There are others who ask, "How is it that the presence of God is more pronounced in an idol than other things?" For a moment let us forget things and consider human beings. It is a fact that God's presence is more in some people than others. Otherwise, how would you account for saints like Meera and Tulsi, Eknath and Tukaram, Gunatitanand Swami and Bhagatji Maharaj? When ordinary people come into the contact of such saints, God within them starts manifesting. The more the contact, the more is the manifestation and the more the presence of God is felt. Such saints who have the power to make the presence of God felt in human beings, also have the power to invoke God in an image.
The history of religion is replete with incidents wherein the idol has responded to the loving calls of the devotees. No less are such incidents even in the history of the Swaminarayan faith.
Premanand Swami was garlanded by the idol of Lord Swaminarayan when he was engrossed in singing His glory. Yogiji Maharaj had frequent talks with the idol.
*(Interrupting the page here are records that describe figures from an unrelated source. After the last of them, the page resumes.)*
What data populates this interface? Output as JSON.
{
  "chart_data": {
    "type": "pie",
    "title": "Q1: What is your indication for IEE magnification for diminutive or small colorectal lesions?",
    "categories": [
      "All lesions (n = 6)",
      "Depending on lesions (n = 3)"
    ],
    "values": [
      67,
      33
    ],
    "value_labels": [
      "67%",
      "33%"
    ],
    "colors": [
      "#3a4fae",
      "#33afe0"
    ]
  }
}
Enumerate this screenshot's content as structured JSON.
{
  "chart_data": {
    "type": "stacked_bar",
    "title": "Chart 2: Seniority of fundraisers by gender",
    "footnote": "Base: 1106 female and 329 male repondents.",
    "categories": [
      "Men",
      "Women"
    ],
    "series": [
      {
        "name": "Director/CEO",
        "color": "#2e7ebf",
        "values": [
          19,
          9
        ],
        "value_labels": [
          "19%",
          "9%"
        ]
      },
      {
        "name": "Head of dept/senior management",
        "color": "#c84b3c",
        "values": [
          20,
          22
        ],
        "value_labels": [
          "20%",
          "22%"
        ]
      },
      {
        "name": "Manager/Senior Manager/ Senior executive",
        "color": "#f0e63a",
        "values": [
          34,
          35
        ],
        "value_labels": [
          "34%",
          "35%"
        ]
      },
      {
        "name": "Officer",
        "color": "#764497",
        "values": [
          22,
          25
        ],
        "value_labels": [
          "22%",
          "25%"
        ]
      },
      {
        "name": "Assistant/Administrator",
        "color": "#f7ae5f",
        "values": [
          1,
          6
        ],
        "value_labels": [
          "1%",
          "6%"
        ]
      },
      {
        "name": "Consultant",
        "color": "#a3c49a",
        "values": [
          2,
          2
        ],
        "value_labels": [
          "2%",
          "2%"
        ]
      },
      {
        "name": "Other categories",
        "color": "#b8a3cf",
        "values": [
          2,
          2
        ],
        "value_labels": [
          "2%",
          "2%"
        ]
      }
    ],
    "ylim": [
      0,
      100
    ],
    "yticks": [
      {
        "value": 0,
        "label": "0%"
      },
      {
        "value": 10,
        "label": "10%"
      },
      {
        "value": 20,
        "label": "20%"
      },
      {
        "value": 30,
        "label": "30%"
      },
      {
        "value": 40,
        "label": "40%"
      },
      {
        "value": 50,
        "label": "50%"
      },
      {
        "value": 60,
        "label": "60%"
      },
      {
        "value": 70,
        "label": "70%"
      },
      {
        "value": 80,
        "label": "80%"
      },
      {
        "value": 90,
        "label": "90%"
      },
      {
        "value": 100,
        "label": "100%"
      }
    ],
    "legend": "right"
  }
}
We too can see the actual presence of God in an image, provided our hearts are sufficiently pure.
Image Worship in some Major Religions of the World
Hinduism believes in image worship, for Hindus it is a wonderful technique devised by divine personages to assist devotees to reach God.
Buddhism doesn't believe in God. So the subject of image worship holds no meaning. Nevertheless we see thousands of statues of its founder, Gautam Buddha, being worshipped akin to a personal God. This is also true of Jainism.
Christianity does not believe in image worship. But a lot of image worship has crept into its main division, Roman Catholicism. Even the next major division, Protestantism, holds churches as more sacred than other places. And for them the Bible has a special significance. The Catholics, therefore, charge them with the defect of 'Bibliolatry'. They in turn charge the Catholics with the flaw of Mariolary, because there are a number of statues of Mary in churches. They are adored, respected and almost worshiped.
Islam strongly condemns image worship. Worship of any form is considered sinful by the Muslims. But they don't think so when they kiss their most sacred shrine, the black Kabah stone. Wherever they pray they have to visualise mentally that they are standing before the Kabah. They believe that millions of kisses stamped on it by them will stand up as witnesses for their benefit, on the Day of Judgement. Isn't this a kind of idol-worship?
Thus, in the major religions of the world we perceive at least some kind of image worship.
Swami Vivekanand was bold enough to say that every spiritual is an idolater as he has not fully realised God and his soul. And this is quite true, for it is impossible to conceive God without associating Him with some form or the other.
When such exalted souls practise image worship, why shouldn't we?